METHODS: A multicenter retrospective review of a series of 223 consecutive cases of acute mastoiditis.

SETTING: Nine secondary or tertiary academic or non-academic referral centers.

RESULTS: Prior to the diagnosis of acute mastoiditis, 121 of the patients (54.3%) had been receiving oral antibiotic treatment for acute otitis media for periods ranging from 1 to 21 days (mean 5.3 days). Samples for bacterial culture were obtained from 152 patients. Cultures were negative in 60 patients.

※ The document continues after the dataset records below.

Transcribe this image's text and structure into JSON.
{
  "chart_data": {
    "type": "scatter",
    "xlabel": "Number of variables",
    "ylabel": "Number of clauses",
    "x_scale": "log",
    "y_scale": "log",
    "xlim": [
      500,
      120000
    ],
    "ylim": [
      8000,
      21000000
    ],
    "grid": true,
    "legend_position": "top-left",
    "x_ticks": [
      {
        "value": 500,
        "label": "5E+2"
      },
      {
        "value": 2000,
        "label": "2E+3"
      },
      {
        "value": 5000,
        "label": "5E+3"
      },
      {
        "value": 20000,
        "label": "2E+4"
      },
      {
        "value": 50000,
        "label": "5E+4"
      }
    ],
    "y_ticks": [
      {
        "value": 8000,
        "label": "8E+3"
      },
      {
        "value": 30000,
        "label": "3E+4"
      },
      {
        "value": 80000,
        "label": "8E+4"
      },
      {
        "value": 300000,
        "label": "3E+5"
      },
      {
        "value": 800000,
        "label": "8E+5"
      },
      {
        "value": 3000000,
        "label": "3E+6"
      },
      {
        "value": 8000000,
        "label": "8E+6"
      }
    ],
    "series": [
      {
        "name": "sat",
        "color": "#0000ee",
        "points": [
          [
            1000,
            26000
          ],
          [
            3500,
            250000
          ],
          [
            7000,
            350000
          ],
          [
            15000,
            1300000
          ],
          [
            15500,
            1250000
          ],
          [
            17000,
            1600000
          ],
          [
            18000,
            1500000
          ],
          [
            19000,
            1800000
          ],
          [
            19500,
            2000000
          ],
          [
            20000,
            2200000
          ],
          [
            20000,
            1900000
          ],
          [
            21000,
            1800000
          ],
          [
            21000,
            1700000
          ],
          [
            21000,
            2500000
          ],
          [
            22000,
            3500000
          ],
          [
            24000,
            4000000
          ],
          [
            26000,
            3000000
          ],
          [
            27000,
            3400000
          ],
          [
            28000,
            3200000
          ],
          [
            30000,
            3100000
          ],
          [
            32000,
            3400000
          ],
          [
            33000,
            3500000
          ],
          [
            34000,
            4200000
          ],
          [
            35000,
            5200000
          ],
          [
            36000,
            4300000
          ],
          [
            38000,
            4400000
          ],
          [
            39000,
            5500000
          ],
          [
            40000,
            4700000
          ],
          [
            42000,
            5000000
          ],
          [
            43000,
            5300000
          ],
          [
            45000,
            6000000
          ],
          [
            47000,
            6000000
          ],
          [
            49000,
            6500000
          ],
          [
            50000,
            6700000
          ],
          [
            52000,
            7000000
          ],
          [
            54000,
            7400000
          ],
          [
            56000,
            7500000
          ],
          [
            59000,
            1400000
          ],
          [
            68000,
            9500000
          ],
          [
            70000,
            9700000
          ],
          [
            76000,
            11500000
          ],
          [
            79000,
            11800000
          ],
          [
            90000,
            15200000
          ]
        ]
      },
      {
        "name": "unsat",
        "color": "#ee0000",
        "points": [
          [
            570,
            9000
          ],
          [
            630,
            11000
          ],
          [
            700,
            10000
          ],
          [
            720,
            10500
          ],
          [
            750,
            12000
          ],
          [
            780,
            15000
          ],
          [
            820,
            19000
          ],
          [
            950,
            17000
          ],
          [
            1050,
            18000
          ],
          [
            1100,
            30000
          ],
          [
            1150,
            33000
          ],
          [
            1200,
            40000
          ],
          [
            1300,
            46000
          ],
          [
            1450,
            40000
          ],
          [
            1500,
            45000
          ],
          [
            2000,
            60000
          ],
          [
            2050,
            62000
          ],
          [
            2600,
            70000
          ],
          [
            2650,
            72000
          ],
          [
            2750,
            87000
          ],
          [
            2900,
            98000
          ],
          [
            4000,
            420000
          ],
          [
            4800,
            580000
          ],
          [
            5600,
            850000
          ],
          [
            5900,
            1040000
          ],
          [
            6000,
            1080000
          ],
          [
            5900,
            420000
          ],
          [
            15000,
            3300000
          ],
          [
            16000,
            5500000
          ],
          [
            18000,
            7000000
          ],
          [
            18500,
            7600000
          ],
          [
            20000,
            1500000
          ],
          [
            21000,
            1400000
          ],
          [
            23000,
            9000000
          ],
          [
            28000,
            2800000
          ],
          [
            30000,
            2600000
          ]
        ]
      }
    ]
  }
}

The organisms isolated in the 92 positive cultures were: Streptococcus pneumoniae (15 patients), Streptococcus pyogenes (14 patients), Staphylococcus aureus (13 patients), Staphylococcus coagulase negative (three patients), Pseudomonas aeruginosa (eight patients), Haemophilus influenzae (four patients), Proteus mirabilis (two patients), Escherichia coli (two patients), Klebsiella pneumoniae (one patient), Enterobacter (one patient), Acinetobacter (one patient), anaerobic gram-negative bacilli (one patient), and fungi (two patients). Ten patients had mixed flora. Sixteen patients presented with complications (cerebellar abscess, perisinus empyema, subdural abscess or empyema, extradural abscess, cavernous sinus thrombosis, lateral sinus thrombosis, bacterial meningitis, labyrinthitis, petrositis, or facial nerve palsy).

CONCLUSIONS: Antibiotic treatment cannot be considered an absolute safeguard against the development of acute mastoiditis. Early myringotomy for acute otitis media seems to decrease the incidence of complications. The distribution of causative organisms in acute mastoiditis differs from that in acute otitis media. Intracranial complications in acute mastoiditis are not rare. Because of the diversity of causative organisms in acute mastoiditis and the growing resistance of bacteria to the various antibiotics, all means to obtain a sample for culture prior to antibiotic treatment, including general anesthesia.